IY: O aprimoramento e a modernização do sistema de execução de sentenças na Bulgária continuam sendo uma prioridade importante para o Ministério da Justiça e o GDES. Estamos concentrados em inovações e soluções modernas para tornar nosso sistema um modelo para a gestão de uma instituição pública que tem um papel muito importante a desempenhar na proteção e no desenvolvimento de nossa sociedade. 

A maioria dos presos, em algum momento, deixará a prisão e retornará ao nosso meio, e esse é um forte argumento para que nós, como sociedade, tenhamos mais interesse e responsabilidade pelo que acontece por trás dos altos muros da prisão, e ainda mais depois. Precisamos garantir condições normais e humanas nas prisões, para ajudá-los, com o poder de nosso profissionalismo, a repensar suas vidas e voltar para nós como bons cidadãos e pessoas bem-sucedidas.

Uma de nossas iniciativas futuras é testar a introdução de "prisões verdes", reduzindo assim o impacto ambiental, melhorando a eficiência dos recursos e integrando a natureza à nossa infraestrutura e aos nossos processos.

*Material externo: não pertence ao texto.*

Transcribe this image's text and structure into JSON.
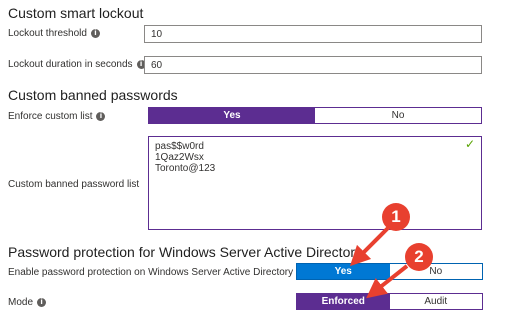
{
  "lockout": {
    "title": "Custom smart lockout",
    "threshold_label": "Lockout threshold",
    "threshold_value": "10",
    "duration_label": "Lockout duration in seconds",
    "duration_value": "60"
  },
  "banned": {
    "title": "Custom banned passwords",
    "enforce_label": "Enforce custom list",
    "enforce_yes": "Yes",
    "enforce_no": "No",
    "enforce_selected": "Yes",
    "list_label": "Custom banned password list",
    "list_items": [
      "pas$$w0rd",
      "1Qaz2Wsx",
      "Toronto@123"
    ],
    "valid_icon": "checkmark-icon"
  },
  "ad": {
    "title": "Password protection for Windows Server Active Directory",
    "enable_label": "Enable password protection on Windows Server Active Directory",
    "enable_yes": "Yes",
    "enable_no": "No",
    "enable_selected": "Yes",
    "mode_label": "Mode",
    "mode_enforced": "Enforced",
    "mode_audit": "Audit",
    "mode_selected": "Enforced"
  },
  "annotations": {
    "step1": "1",
    "step2": "2"
  },
  "colors": {
    "purple_accent": "#5c2d91",
    "blue_accent": "#0078d4",
    "annotation_red": "#e8402f",
    "check_green": "#57a300"
  }
}
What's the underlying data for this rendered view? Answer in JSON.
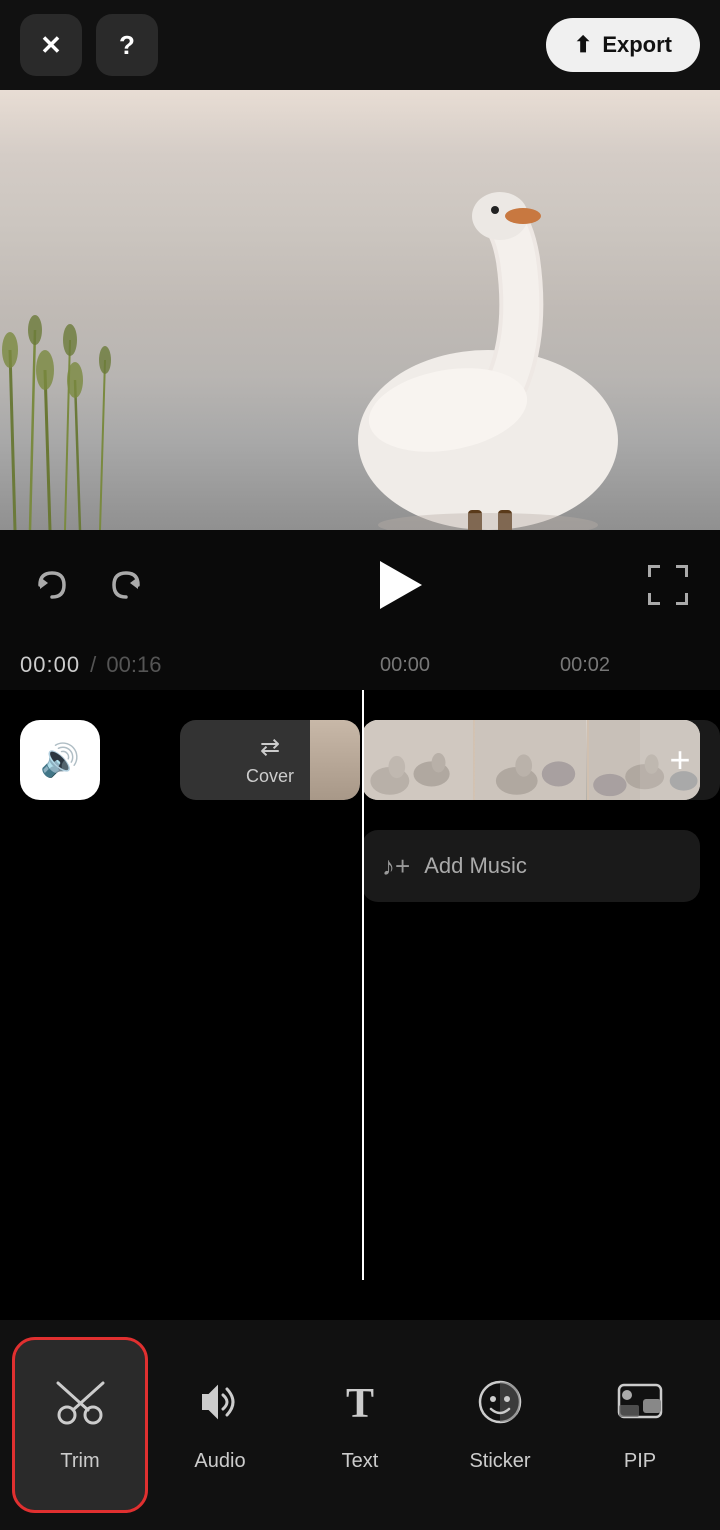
{
  "topBar": {
    "closeLabel": "✕",
    "helpLabel": "?",
    "exportLabel": "Export"
  },
  "controls": {
    "currentTime": "00:00",
    "totalTime": "00:16",
    "marker1": "00:00",
    "marker2": "00:02"
  },
  "timeline": {
    "coverLabel": "Cover",
    "addMusicLabel": "Add Music"
  },
  "toolbar": {
    "items": [
      {
        "id": "trim",
        "label": "Trim",
        "active": true
      },
      {
        "id": "audio",
        "label": "Audio",
        "active": false
      },
      {
        "id": "text",
        "label": "Text",
        "active": false
      },
      {
        "id": "sticker",
        "label": "Sticker",
        "active": false
      },
      {
        "id": "pip",
        "label": "PIP",
        "active": false
      }
    ]
  }
}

IY: Embora eu afirme que o ambiente físico é apenas parte do complexo tratamento de que os presos precisam, seu design e layout têm um impacto significativo sobre o comportamento das pessoas. A incorporação de elementos como natureza, vegetação, cores e luz pode melhorar a saúde, os níveis de estresse e a agressividade dos presos. 

Essa iniciativa também proporcionará aos indivíduos encarcerados a oportunidade de obter mais qualificações no setor de tecnologia verde e manufatura, aumentando assim suas chances de entrar no mercado de trabalho após a libertação.

Planejamos aumentar nosso foco em pesquisa para nos ajudar a avaliar o impacto de nossas ações e implementar soluções baseadas em evidências.

Por último, mas não menos importante, investiremos no treinamento de nossos funcionários e jovens líderes penitenciários, a quem, em algum momento, entregaremos o futuro do sistema prisional deste país.

Ivailo Yordanov

Comissário-Chefe, Diretoria Geral de Execução de Sentenças, Bulgária

Ivailo Yordanov iniciou sua carreira em 2000 como agente penitenciário na Prisão de Sofia. Ele avançou rapidamente, atuando como agente penitenciário principal, chefe dos serviços de vigilância e segurança e chefe do albergue da prisão de Kremikovtzi. Ele obteve um mestrado em Direito em 2013. Seu mandato na Direção Geral de “Execução de Sentenças” começou como Chefe de Segurança e Proteção Prisional, onde supervisionou a segurança prisional em todo o país e contribuiu para os programas de treinamento de agentes penitenciários. Desde 2019, ele é o Diretor Geral da GDES, depois de um ano como Diretor Geral Adjunto.